JL – A subida da Selic é positiva na medida em que sinaliza o compromisso com a estabilidade de preços. Ela aumenta a rentabilidade das carteiras de duration mais curta, sem prejudicar o longo prazo das carteiras institucionais. Mas o que realmente vai fazer diferença é um conjunto de políticas que permita os juros baixarem de maneira persistente e segura, tornando os investimentos de longo prazo cada vez mais atraentes. Esse é um trabalho diário, de muita paciência e humildade, mas fundamental para o Brasil.
II – Quais as perspectivas para a bolsa doméstica em 2015?
JL – Há setores que devem ir bem, e a bolsa está descontada, especialmente para o investidor estrangeiro. Portanto, parece haver um upside em algumas indústrias e, não só as mais relacionadas com o setor externo, ou que consigam pegar carona no crescimento americano, que já está influenciando nossas exportações. O Brasil, lá do seu jeito, continua em uma trajetória de melhoria, com novas gerações mais preparadas, um mercado de trabalho interessante. Cada vez mais olhamos empresas com gestão bem estruturada, e se a lucratividade se recuperar um pouco, a bolsa, especialmente uma carteira com ações bem escolhidas, pode surpreender positivamente.
II – Quais os desafios mais imediatos da bolsa?

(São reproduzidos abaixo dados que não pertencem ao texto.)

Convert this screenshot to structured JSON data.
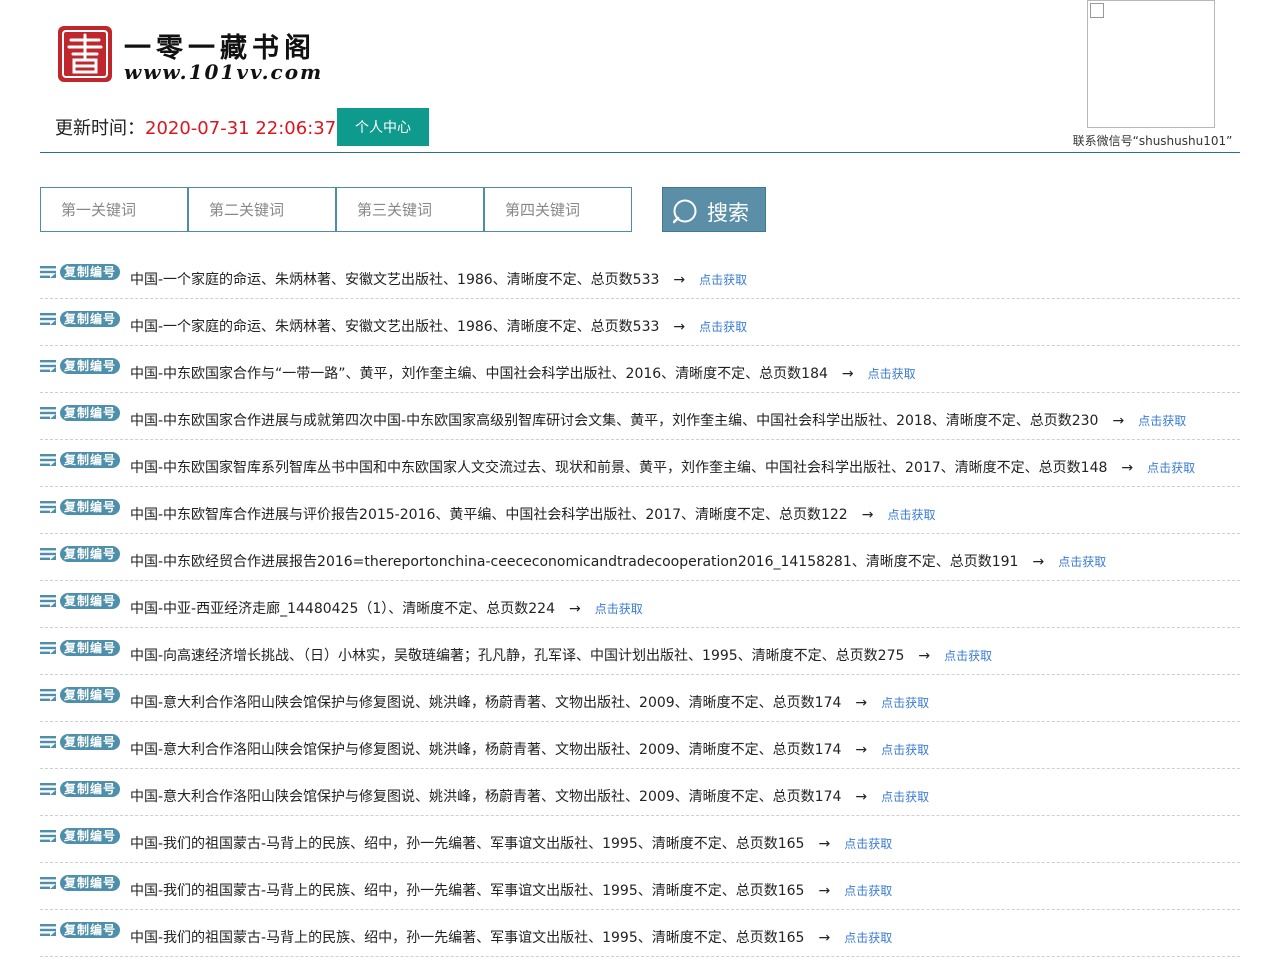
{
  "header": {
    "logo": {
      "title": "一零一藏书阁",
      "url": "www.101vv.com",
      "seal_char": "書",
      "seal_color": "#c0272d"
    },
    "update_label": "更新时间：",
    "update_time": "2020-07-31 22:06:37",
    "user_center_label": "个人中心",
    "qr_caption": "联系微信号“shushushu101”"
  },
  "search": {
    "fields": [
      {
        "placeholder": "第一关键词",
        "value": ""
      },
      {
        "placeholder": "第二关键词",
        "value": ""
      },
      {
        "placeholder": "第三关键词",
        "value": ""
      },
      {
        "placeholder": "第四关键词",
        "value": ""
      }
    ],
    "button_label": "搜索"
  },
  "list": {
    "copy_label": "复制编号",
    "arrow": "→",
    "link_label": "点击获取",
    "items": [
      {
        "text": "中国-一个家庭的命运、朱炳林著、安徽文艺出版社、1986、清晰度不定、总页数533"
      },
      {
        "text": "中国-一个家庭的命运、朱炳林著、安徽文艺出版社、1986、清晰度不定、总页数533"
      },
      {
        "text": "中国-中东欧国家合作与“一带一路”、黄平，刘作奎主编、中国社会科学出版社、2016、清晰度不定、总页数184"
      },
      {
        "text": "中国-中东欧国家合作进展与成就第四次中国-中东欧国家高级别智库研讨会文集、黄平，刘作奎主编、中国社会科学出版社、2018、清晰度不定、总页数230"
      },
      {
        "text": "中国-中东欧国家智库系列智库丛书中国和中东欧国家人文交流过去、现状和前景、黄平，刘作奎主编、中国社会科学出版社、2017、清晰度不定、总页数148"
      },
      {
        "text": "中国-中东欧智库合作进展与评价报告2015-2016、黄平编、中国社会科学出版社、2017、清晰度不定、总页数122"
      },
      {
        "text": "中国-中东欧经贸合作进展报告2016=thereportonchina-ceececonomicandtradecooperation2016_14158281、清晰度不定、总页数191"
      },
      {
        "text": "中国-中亚-西亚经济走廊_14480425（1）、清晰度不定、总页数224"
      },
      {
        "text": "中国-向高速经济增长挑战、（日）小林实，吴敬琏编著；孔凡静，孔军译、中国计划出版社、1995、清晰度不定、总页数275"
      },
      {
        "text": "中国-意大利合作洛阳山陕会馆保护与修复图说、姚洪峰，杨蔚青著、文物出版社、2009、清晰度不定、总页数174"
      },
      {
        "text": "中国-意大利合作洛阳山陕会馆保护与修复图说、姚洪峰，杨蔚青著、文物出版社、2009、清晰度不定、总页数174"
      },
      {
        "text": "中国-意大利合作洛阳山陕会馆保护与修复图说、姚洪峰，杨蔚青著、文物出版社、2009、清晰度不定、总页数174"
      },
      {
        "text": "中国-我们的祖国蒙古-马背上的民族、绍中，孙一先编著、军事谊文出版社、1995、清晰度不定、总页数165"
      },
      {
        "text": "中国-我们的祖国蒙古-马背上的民族、绍中，孙一先编著、军事谊文出版社、1995、清晰度不定、总页数165"
      },
      {
        "text": "中国-我们的祖国蒙古-马背上的民族、绍中，孙一先编著、军事谊文出版社、1995、清晰度不定、总页数165"
      }
    ]
  },
  "colors": {
    "accent": "#4e90ab",
    "button_teal": "#0e9a8c",
    "time_red": "#e0141e",
    "link_blue": "#3a7bd5"
  }
}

JL – Há, sem dúvida, desafios de curto prazo, alguns difíceis de estimar ainda, como a questão das chuvas e seus impactos na economia, assim como a evolução da renda disponível em um quadro de ajuste. E novas variáveis, como a mudança do preço do petróleo, que pode aliviar várias empresas que importam esse produto ou seus derivados.
II – E além de 2015?
JL – Quando olhamos para horizontes mais longos, o pais precisa sinalizar o que quer. Como observei, o investidor vê várias coisas boas no Brasil, mas nossa capacidade de inovação vai ser cada vez mais desafiada. Alguns países da América Latina têm tomado riscos e ido bem – a Colômbia com a pacificação tem ido muito bem, o Peru cresceu muito nos últimos 15 anos, mesmo que esteja desacelerando. O Chile tem uma experiência bem conhecida. Até o México, deve ter um novo impulso com suas reformas. Tudo isso tem impacto nas decisões dos investidores e perspectivas para quem tem que garantir renda para os próximos quinze anos.
II – E a comparação com os pares do BRICs?
JL – Já que nos colocamos entre os BRICs, temos que avançar mais na área tecnológica. Nossos pares andam mandando naves para a Lua e até para Marte. Nós não temos muito para mostrar ou plano concreto, apesar de boas empresas com tecnologia. Então fica evidente que, mantendo a disciplina fiscal, há fronteiras a serem conquistadas, com potencial importante para nossa economia e a criação de emprego. Principalmente, com impacto relevante em horizontes de investimento que na época de menor estabilidade econômica e institucional não faziam sentido, mas que são típicas de sistemas mais maduros.